The headline feature — RT Cores — represent a kind of “holy grail” for gamers, accelerating the crushingly computationally intensive work of tracing beams of light through to generate images in real time, Huang said.
RTX: A Big Difference for Big Games
Turning to a tested computer graphics teaching tool, the Cornell Box — a 3D box inside which various objects are displayed — Huang showed how Turing uses ray tracing to portray increasingly complex scenes incorporating reflections, refractions, and shadows with stunning photo-realism.

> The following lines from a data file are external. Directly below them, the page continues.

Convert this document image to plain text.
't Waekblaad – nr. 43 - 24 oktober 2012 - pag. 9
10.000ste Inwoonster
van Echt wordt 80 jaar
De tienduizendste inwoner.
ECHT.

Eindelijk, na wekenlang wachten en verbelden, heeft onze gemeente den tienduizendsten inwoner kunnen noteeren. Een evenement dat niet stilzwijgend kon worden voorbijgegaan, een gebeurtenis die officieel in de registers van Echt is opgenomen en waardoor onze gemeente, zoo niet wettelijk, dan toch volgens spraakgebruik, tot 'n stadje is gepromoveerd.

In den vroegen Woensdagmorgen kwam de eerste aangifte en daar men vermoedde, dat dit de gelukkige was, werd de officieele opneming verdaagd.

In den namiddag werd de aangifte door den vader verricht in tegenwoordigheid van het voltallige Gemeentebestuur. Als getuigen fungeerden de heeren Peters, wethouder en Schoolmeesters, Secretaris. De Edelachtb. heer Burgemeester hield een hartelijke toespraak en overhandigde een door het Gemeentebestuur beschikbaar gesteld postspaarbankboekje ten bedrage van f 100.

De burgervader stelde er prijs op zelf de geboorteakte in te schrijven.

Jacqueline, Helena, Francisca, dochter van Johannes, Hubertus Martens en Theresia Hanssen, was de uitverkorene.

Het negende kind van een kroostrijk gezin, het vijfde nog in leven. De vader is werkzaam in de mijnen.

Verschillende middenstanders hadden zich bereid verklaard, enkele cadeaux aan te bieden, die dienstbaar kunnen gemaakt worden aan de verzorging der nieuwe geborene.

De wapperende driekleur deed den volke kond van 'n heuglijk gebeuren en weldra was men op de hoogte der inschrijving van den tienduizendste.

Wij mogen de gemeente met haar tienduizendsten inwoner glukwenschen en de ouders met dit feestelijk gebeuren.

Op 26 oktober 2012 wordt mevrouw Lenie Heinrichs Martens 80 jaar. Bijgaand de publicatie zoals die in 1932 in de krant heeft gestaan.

Each iteration of the demo got an instant reaction from audience members, who clapped and gasped every time Huang showed what RTX could do.
“Everything just works,” Huang said. “Everything….just…works…you just turn it on.”
To give the audience a taste of what Turing can do, Huang teed up a demo, dubbed Sol, showing a pair of robotic assistants placing glossy-white armor onto a lone figure, each piece finding its place with a gratifying “snick.”
As the protagonist ascends to a hatch to jump into action — with ray-traced reflections of the futuristic environment all around him gleaming from his suit and visor — the now unsupervised robots begin to dance to the irresistible rhythms 1977’s “Boogie Shoes” by KC and the Sunshine Band.
Hearing the music, the armored figure returns, cocks his head in surprise, and then demonstrates his own fluid, loose-limbed dance moves in a twist the had the audience howling with delight.
Turing also includes unprecedented deep learning capabilities — thanks to its built-in Tensor Cores, which accelerate the deep-learning algorithms driving the deep learning revolution.
Now that technology is coming back to games, with NVIDIA harnessing banks of supercomputers to train network, such as the NVIDIA Deep Learning Super Sampling, which turn low resolution into high resolution ones, and can run on Turing’s Tensor Cores.
Huang ended his presentation with a real-time demo that how the academic world of computer graphics — and the rollicking fun of computer games — intersect. It brings the audience back to the inside of the Cornell box — this time outfitted with a disco ball and strobe lights — where the armored figure from the video Huang showed just a few minutes before pops up again, dancing, only to freeze after the music stops.
The message is clear: you’re going to have a blast playing with Turing’s cutting-edge graphics.